Nationally, U.S. containerized imports will grow 5.3 percent in 2016 and reach a new peak of 20.8 million TEUs (twenty-foot equivalent units, or a common measure of shipping container volume), forecasts economist Mario Moreno of IHS Maritime & Trade. Northeast Asia is forecast to make the biggest contribution. The outlook for U.S. “containerized” exports is for a decline of 1.5 percent in 2016, reflecting weakness in northeast Asia.
“Exports will stay steady,” said Christopher Thornberg, founding partner of Beacon Economics. “From a long-term standpoint that’s not the best view in the world. But clearly better than exports falling off a cliff.”
Rand Corp. economist Rafiq Dossani is more upbeat about the export side. “My sense is the numbers will show high import and export goods. I might be a bit optimistic. My feeling is that the dollar won’t matter as much as people think.”
Meanwhile, two big developments will test American ports starting in the second quarter. First, the mega-ship phenomenon is something several U.S. West Coast ports will be dealing with when six behemoth vessels enter the trans-Pacific trade sometime in May.
Second, the widened Panama Canal is scheduled to open and crews are already testing the new Atlantic-facing locks. West Coast seaports could potentially confront more competition from the East Coast ports as big vessels from Asia look to travel through the widened Panama Canal to reach U.S. East Coast markets.
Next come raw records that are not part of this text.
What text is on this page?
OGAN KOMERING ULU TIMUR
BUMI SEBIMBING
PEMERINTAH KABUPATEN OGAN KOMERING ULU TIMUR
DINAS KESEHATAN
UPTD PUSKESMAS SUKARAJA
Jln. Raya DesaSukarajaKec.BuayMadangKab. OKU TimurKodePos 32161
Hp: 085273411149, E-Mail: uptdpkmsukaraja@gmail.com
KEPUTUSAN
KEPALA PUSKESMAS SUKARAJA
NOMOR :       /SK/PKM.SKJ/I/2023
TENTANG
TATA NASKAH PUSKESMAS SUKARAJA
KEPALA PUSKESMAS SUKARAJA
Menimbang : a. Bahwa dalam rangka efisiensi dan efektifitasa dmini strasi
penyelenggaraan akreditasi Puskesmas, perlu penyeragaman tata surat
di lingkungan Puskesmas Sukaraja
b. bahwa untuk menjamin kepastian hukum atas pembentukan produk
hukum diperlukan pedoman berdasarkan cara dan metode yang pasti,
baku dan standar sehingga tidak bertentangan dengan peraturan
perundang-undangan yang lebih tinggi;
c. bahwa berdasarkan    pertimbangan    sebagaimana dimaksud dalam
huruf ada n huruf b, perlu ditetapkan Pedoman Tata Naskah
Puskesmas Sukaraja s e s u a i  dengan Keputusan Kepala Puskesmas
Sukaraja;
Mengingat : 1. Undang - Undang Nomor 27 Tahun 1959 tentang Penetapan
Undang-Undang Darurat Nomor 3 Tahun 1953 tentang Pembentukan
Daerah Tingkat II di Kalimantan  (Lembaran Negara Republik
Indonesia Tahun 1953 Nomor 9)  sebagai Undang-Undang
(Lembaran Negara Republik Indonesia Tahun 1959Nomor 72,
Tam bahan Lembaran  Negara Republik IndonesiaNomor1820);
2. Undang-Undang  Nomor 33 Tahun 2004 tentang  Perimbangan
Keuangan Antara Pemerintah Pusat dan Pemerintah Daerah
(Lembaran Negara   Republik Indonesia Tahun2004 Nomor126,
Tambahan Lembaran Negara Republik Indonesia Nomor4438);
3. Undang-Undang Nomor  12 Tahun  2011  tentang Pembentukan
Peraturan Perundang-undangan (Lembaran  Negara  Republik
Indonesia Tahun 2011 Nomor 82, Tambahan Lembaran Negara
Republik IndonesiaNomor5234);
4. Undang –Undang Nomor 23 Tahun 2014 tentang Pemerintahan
Slangerup, of the Port of Long Beach, isn’t too concerned. “I don’t see the value proposition giving way to an all-water route,” he said, making the case that it’s about 20 to 40 percent cheaper for the shipper to go through the existing West Coast gateway and into the traditional interior markets via intermodal rail connections and trucks. “The only way that (shift) will happen is if everybody discounted dramatically to make it a financial incentive.”